Не могу припомнить, какой тогда выдался день недели или число, и не собираюсь наводить справки. Нынешняя моя рука, взятая взаймы, в последние полчаса так сильно закоченела, что теперь едва ползает по страницам рукописи, подобно медлительному крабу; управлять ею становится все труднее, чем и объясняется мой жуткий почерк. В соборе было много народу, и я предположила, что месса или какая-то иная церковная служба закончилась совсем недавно. Кроме того, я обратила внимание, что свечи еще не догорели до конца и запах ладана по-прежнему витает в воздухе.
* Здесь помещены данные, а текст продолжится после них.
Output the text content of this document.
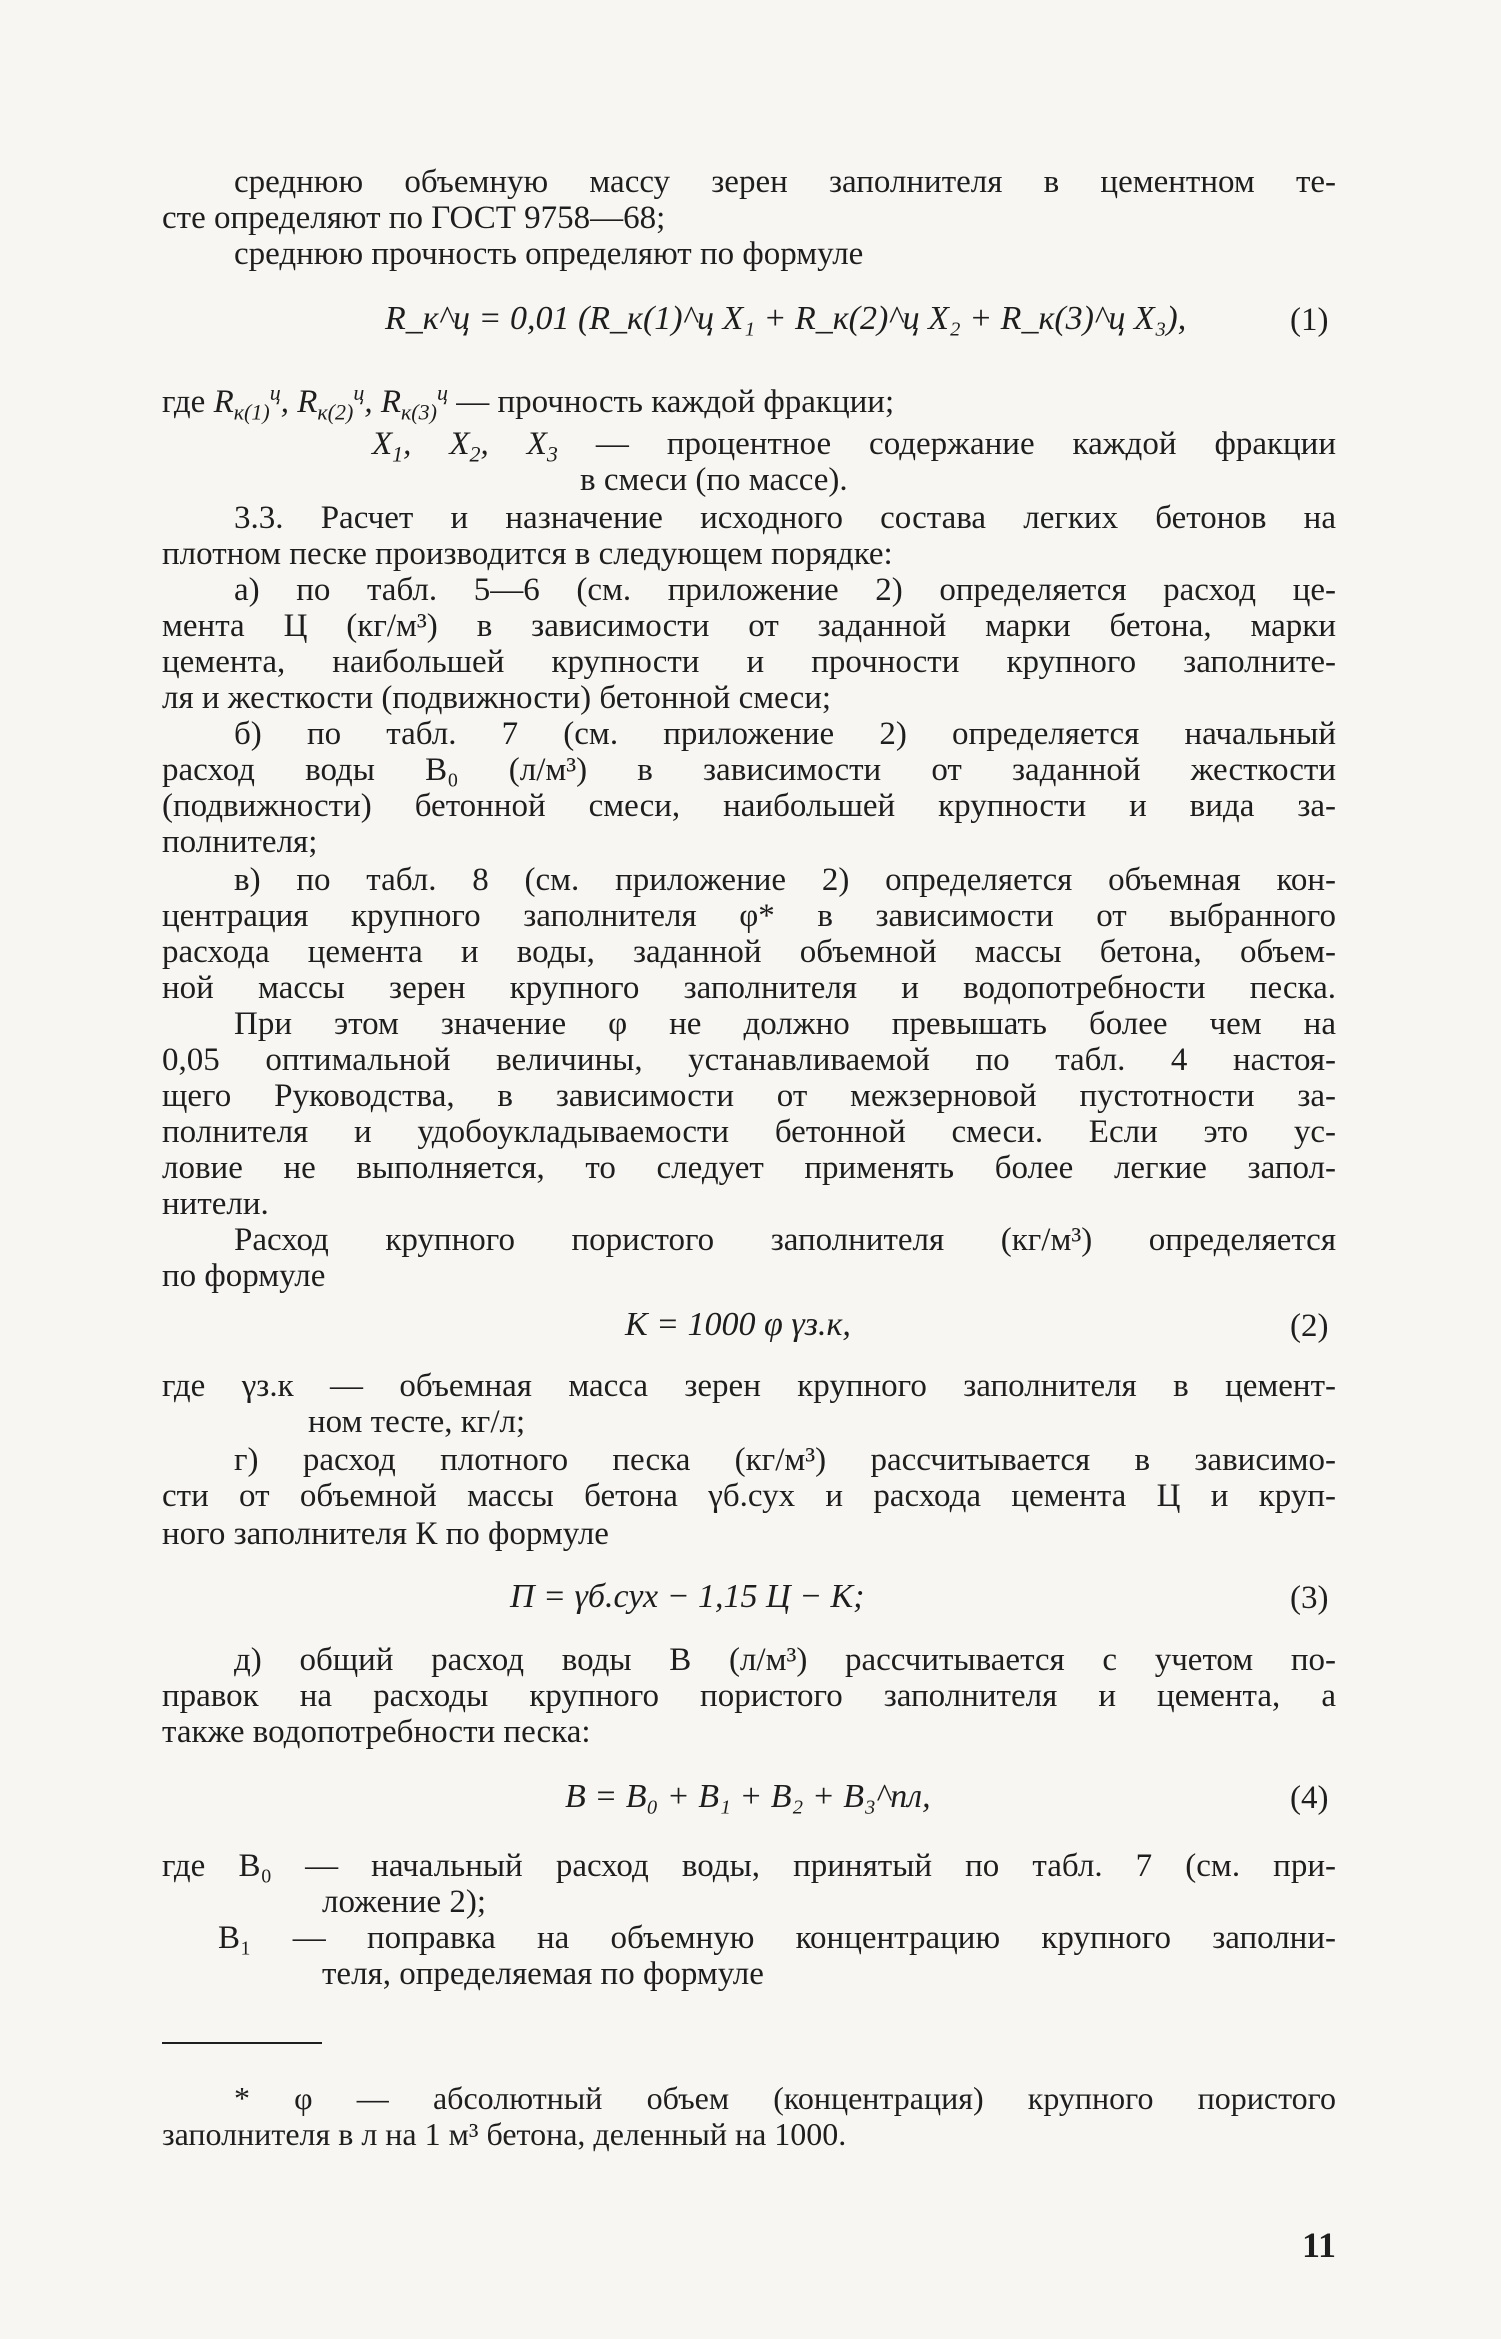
среднюю объемную массу зерен заполнителя в цементном те-
сте определяют по ГОСТ 9758—68;
среднюю прочность определяют по формуле
R_к^ц = 0,01 (R_к(1)^ц X₁ + R_к(2)^ц X₂ + R_к(3)^ц X₃),	(1)
где $R_{к(1)}^ц$, $R_{к(2)}^ц$, $R_{к(3)}^ц$ — прочность каждой фракции;
$X_1$, $X_2$, $X_3$ — процентное содержание каждой фракции
в смеси (по массе).
3.3. Расчет и назначение исходного состава легких бетонов на
плотном песке производится в следующем порядке:
а) по табл. 5—6 (см. приложение 2) определяется расход це-
мента Ц (кг/м³) в зависимости от заданной марки бетона, марки
цемента, наибольшей крупности и прочности крупного заполните-
ля и жесткости (подвижности) бетонной смеси;
б) по табл. 7 (см. приложение 2) определяется начальный
расход воды В₀ (л/м³) в зависимости от заданной жесткости
(подвижности) бетонной смеси, наибольшей крупности и вида за-
полнителя;
в) по табл. 8 (см. приложение 2) определяется объемная кон-
центрация крупного заполнителя φ* в зависимости от выбранного
расхода цемента и воды, заданной объемной массы бетона, объем-
ной массы зерен крупного заполнителя и водопотребности песка.
При этом значение φ не должно превышать более чем на
0,05 оптимальной величины, устанавливаемой по табл. 4 настоя-
щего Руководства, в зависимости от межзерновой пустотности за-
полнителя и удобоукладываемости бетонной смеси. Если это ус-
ловие не выполняется, то следует применять более легкие запол-
нители.
Расход крупного пористого заполнителя (кг/м³) определяется
по формуле
К = 1000 φ γз.к,	(2)
где γз.к — объемная масса зерен крупного заполнителя в цемент-
ном тесте, кг/л;
г) расход плотного песка (кг/м³) рассчитывается в зависимо-
сти от объемной массы бетона γб.сух и расхода цемента Ц и круп-
ного заполнителя К по формуле
П = γб.сух − 1,15 Ц − К;	(3)
д) общий расход воды В (л/м³) рассчитывается с учетом по-
правок на расходы крупного пористого заполнителя и цемента, а
также водопотребности песка:
В = В₀ + В₁ + В₂ + В₃^пл,	(4)
где B₀ — начальный расход воды, принятый по табл. 7 (см. при-
ложение 2);
B₁ — поправка на объемную концентрацию крупного заполни-
теля, определяемая по формуле
* φ — абсолютный объем (концентрация) крупного пористого
заполнителя в л на 1 м³ бетона, деленный на 1000.
11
Я даже разглядела в темноте сероватые завитки дыма кадильницы, похожие на поднявшуюся в воздух золу: видимо, кто-то недавно кадил в алтаре. Церковный календарь перегружен именами святых, и я решила, что менее часа назад здесь возносили хвалы и молитвы одному из них, пока я рассматривала вальсирующие на Плаза-де-Армас пальмы. Прихожане еще сидели на скамьях, расставленных на больших белых и черных мраморных плитах пола, как на шахматной доске. Скамьи располагались не рядами, а врозь, как шахматные фигурки, а замершие на них люди могли стать пешками в игре, забавляющей Бога. Помнится, именно это больше всего удивило меня: то, что стройных рядов в соборе не было и в помине, хотя скульптуры, реликварии и прочие предметы католического культа были представлены в изобилии.
Одетая в мужское платье, я присоединилась к небольшой группе мужчин, стоящих у задней стены собора, неподалеку от входа, и вдруг обнаружила, причем совершенно внезапно, что, коснувшись prie-dieu[50]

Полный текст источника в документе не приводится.